El fin de este conflicto marcó sin duda un giro decisivo en la historia y aceleró el proceso de globalización y neoliberalismo y las nuevas condiciones que imponen: economía de mercado e industrialización, democracia y una marcada secularización en la sociedad.
Ciertamente la economía de mercado ha contribuido enormemente a incrementar el bienestar social, pero al mismo tiempo han afectado a aquellos países subdesarrollados, que no han tenido la capacidad de adaptarse e inyectar dinamismo a su actividad económica, para hacer frente a las potencias capitalistas.

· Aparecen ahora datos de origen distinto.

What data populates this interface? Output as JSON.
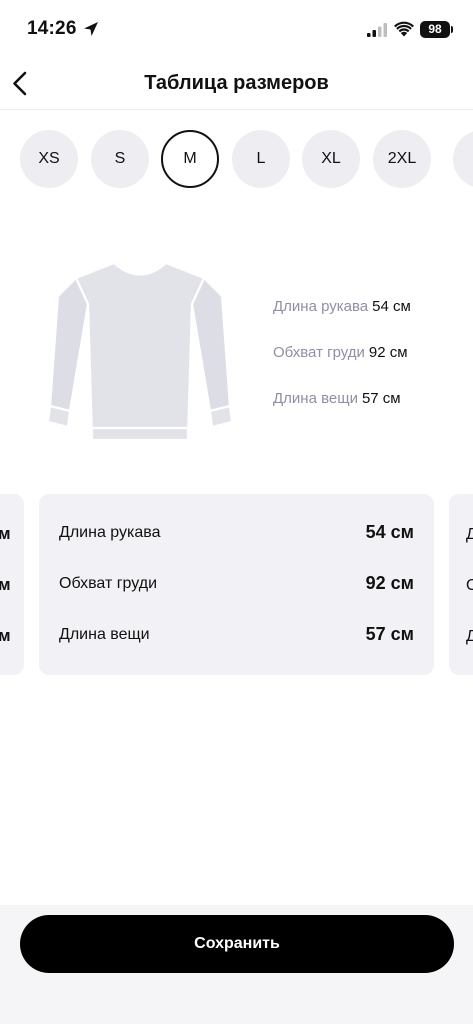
{
  "status_bar": {
    "time": "14:26",
    "battery": "98",
    "icons": [
      "location-arrow-icon",
      "cellular-signal-icon",
      "wifi-icon",
      "battery-icon"
    ]
  },
  "nav": {
    "title": "Таблица размеров",
    "back_icon": "chevron-left-icon"
  },
  "sizes": {
    "items": [
      "XS",
      "S",
      "M",
      "L",
      "XL",
      "2XL"
    ],
    "selected": "M"
  },
  "garment": {
    "icon": "sweater-icon",
    "measurements": [
      {
        "label": "Длина рукава",
        "value": "54 см"
      },
      {
        "label": "Обхват груди",
        "value": "92 см"
      },
      {
        "label": "Длина вещи",
        "value": "57 см"
      }
    ]
  },
  "cards": {
    "current": [
      {
        "label": "Длина рукава",
        "value": "54 см"
      },
      {
        "label": "Обхват груди",
        "value": "92 см"
      },
      {
        "label": "Длина вещи",
        "value": "57 см"
      }
    ],
    "prev_peek": [
      "м",
      "м",
      "м"
    ],
    "next_peek": [
      "Д",
      "О",
      "Д"
    ]
  },
  "footer": {
    "save_label": "Сохранить"
  },
  "colors": {
    "accent": "#000000",
    "chip_bg": "#eeeef2",
    "card_bg": "#f2f2f6",
    "muted_text": "#8f8fa5"
  }
}
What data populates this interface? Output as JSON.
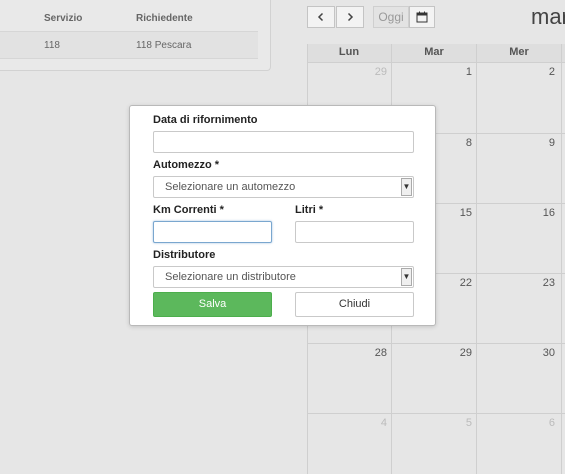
{
  "table": {
    "headers": [
      "Servizio",
      "Richiedente"
    ],
    "rows": [
      [
        "118",
        "118 Pescara"
      ]
    ]
  },
  "calendar": {
    "prev_icon": "chevron-left-icon",
    "next_icon": "chevron-right-icon",
    "prev_label": "<",
    "next_label": ">",
    "today_label": "Oggi",
    "calendar_icon": "calendar-icon",
    "month_title": "mar",
    "days_of_week": [
      "Lun",
      "Mar",
      "Mer"
    ],
    "weeks": [
      [
        "29",
        "1",
        "2"
      ],
      [
        "",
        "8",
        "9"
      ],
      [
        "",
        "15",
        "16"
      ],
      [
        "",
        "22",
        "23"
      ],
      [
        "28",
        "29",
        "30"
      ],
      [
        "4",
        "5",
        "6"
      ]
    ]
  },
  "modal": {
    "date_label": "Data di rifornimento",
    "date_value": "",
    "vehicle_label": "Automezzo *",
    "vehicle_selected": "Selezionare un automezzo",
    "km_label": "Km Correnti *",
    "km_value": "",
    "liters_label": "Litri *",
    "liters_value": "",
    "distributor_label": "Distributore",
    "distributor_selected": "Selezionare un distributore",
    "dropdown_arrow": "chevron-down-icon",
    "save_label": "Salva",
    "close_label": "Chiudi",
    "save_color": "#5cb85c"
  }
}
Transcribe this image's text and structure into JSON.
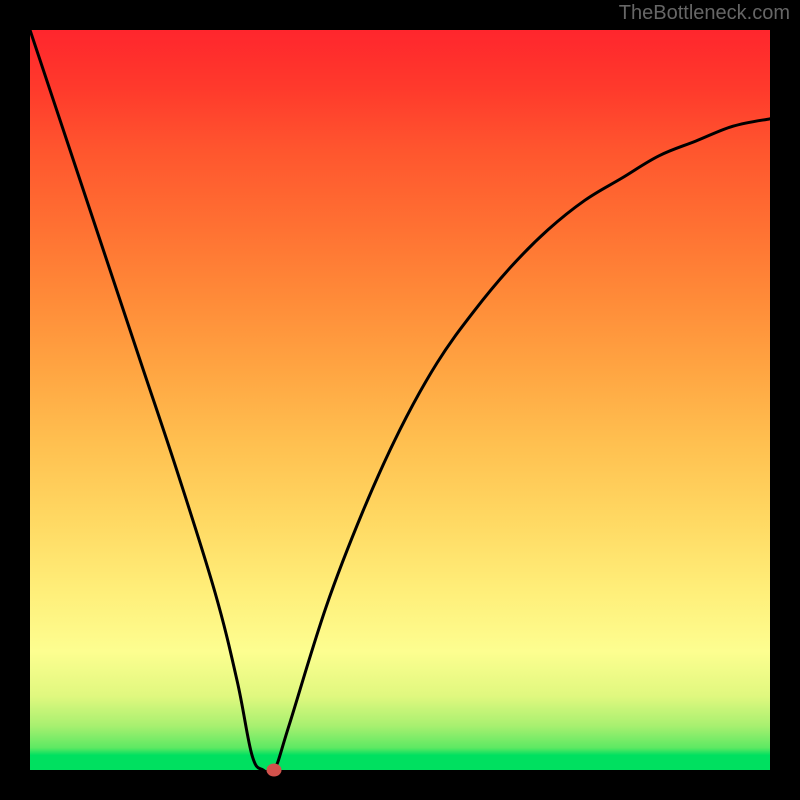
{
  "watermark": "TheBottleneck.com",
  "chart_data": {
    "type": "line",
    "title": "",
    "xlabel": "",
    "ylabel": "",
    "xlim": [
      0,
      100
    ],
    "ylim": [
      0,
      100
    ],
    "x": [
      0,
      5,
      10,
      15,
      20,
      25,
      28,
      30,
      31.5,
      33,
      35,
      40,
      45,
      50,
      55,
      60,
      65,
      70,
      75,
      80,
      85,
      90,
      95,
      100
    ],
    "y": [
      100,
      85,
      70,
      55,
      40,
      24,
      12,
      2,
      0,
      0,
      6,
      22,
      35,
      46,
      55,
      62,
      68,
      73,
      77,
      80,
      83,
      85,
      87,
      88
    ],
    "marker": {
      "x": 33,
      "y": 0
    },
    "gradient_stops": [
      {
        "pos": 0,
        "color": "#00e060"
      },
      {
        "pos": 2,
        "color": "#00e060"
      },
      {
        "pos": 3,
        "color": "#5de963"
      },
      {
        "pos": 6,
        "color": "#a8f070"
      },
      {
        "pos": 10,
        "color": "#e0f87f"
      },
      {
        "pos": 16,
        "color": "#fdfe90"
      },
      {
        "pos": 24,
        "color": "#ffef7a"
      },
      {
        "pos": 34,
        "color": "#ffd862"
      },
      {
        "pos": 44,
        "color": "#ffc050"
      },
      {
        "pos": 54,
        "color": "#ffa542"
      },
      {
        "pos": 64,
        "color": "#ff8a38"
      },
      {
        "pos": 74,
        "color": "#ff6f32"
      },
      {
        "pos": 84,
        "color": "#ff552e"
      },
      {
        "pos": 92,
        "color": "#ff3a2c"
      },
      {
        "pos": 100,
        "color": "#ff262d"
      }
    ]
  }
}
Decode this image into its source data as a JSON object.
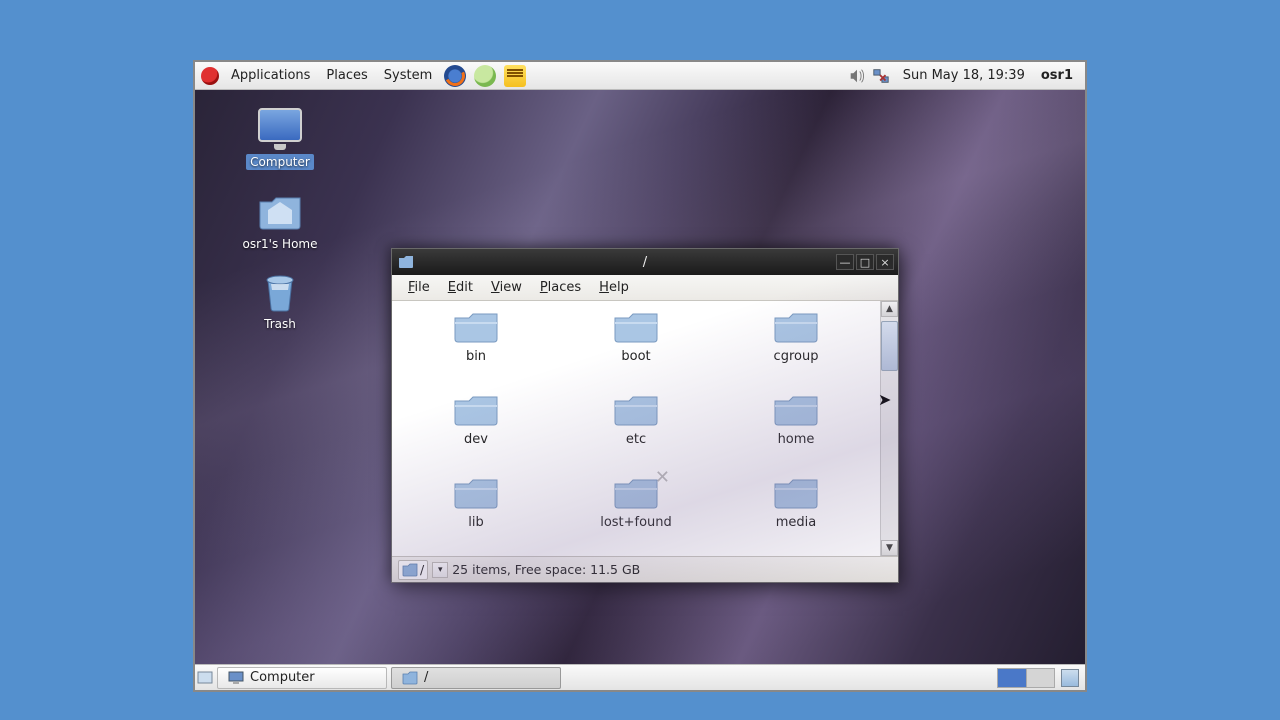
{
  "panel": {
    "menus": [
      "Applications",
      "Places",
      "System"
    ],
    "clock": "Sun May 18, 19:39",
    "user": "osr1"
  },
  "desktop_icons": {
    "computer": "Computer",
    "home": "osr1's Home",
    "trash": "Trash"
  },
  "fm": {
    "title": "/",
    "menus": {
      "file": "File",
      "edit": "Edit",
      "view": "View",
      "places": "Places",
      "help": "Help"
    },
    "folders": [
      "bin",
      "boot",
      "cgroup",
      "dev",
      "etc",
      "home",
      "lib",
      "lost+found",
      "media"
    ],
    "locked_folder": "lost+found",
    "path": "/",
    "status": "25 items, Free space: 11.5 GB"
  },
  "taskbar": {
    "btn1": "Computer",
    "btn2": "/"
  }
}
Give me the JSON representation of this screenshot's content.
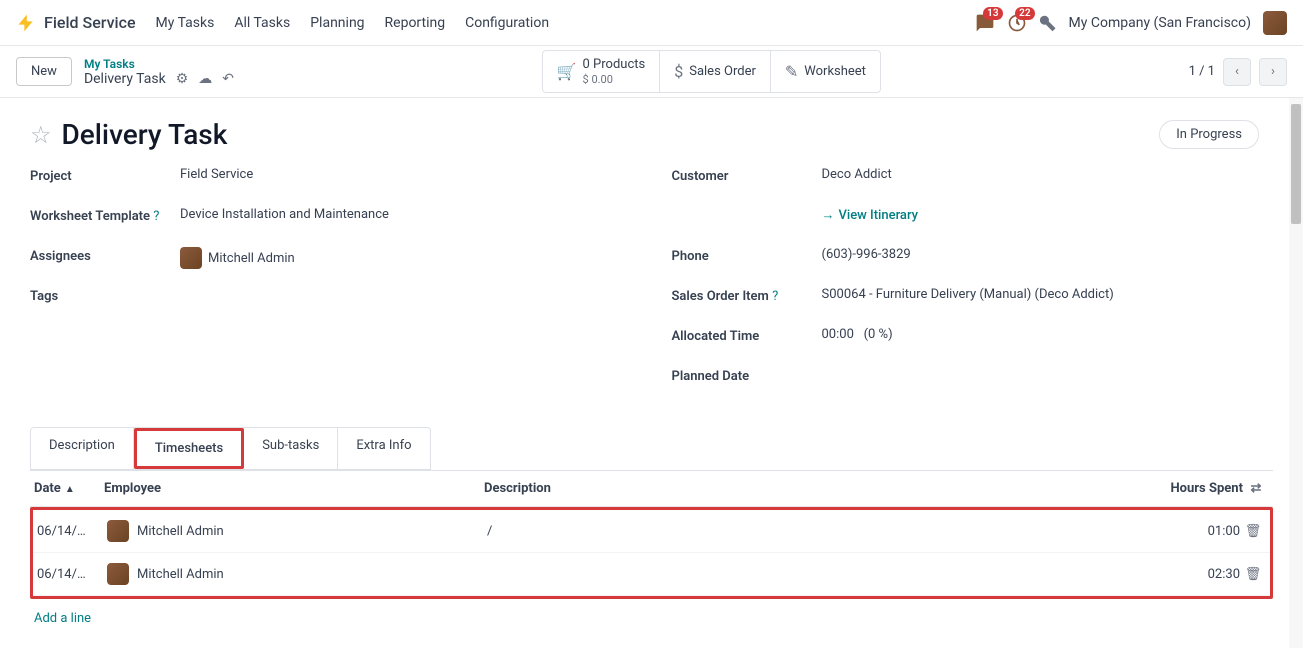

Esto es así porque con la globalización de la economía, la tecnología, las comunicaciones y los sistemas de transporte también se internacionalizan problemas como la criminalidad, el narcotráfico y el desempleo.
Contrariamente a los principios del neoliberalismo que postulan el libre mercado, la democracia y la libertad individual, no siempre traen los beneficios esperados en distribución de la riqueza, combate la pobreza, mientras que el avance en los procesos de democratización es lento.
En vez de ello, los resultados se muestran en los conflictos sociales y políticos con serias implicaciones para la gobernabilidad y violaciones sistemáticas de los derechos humanos.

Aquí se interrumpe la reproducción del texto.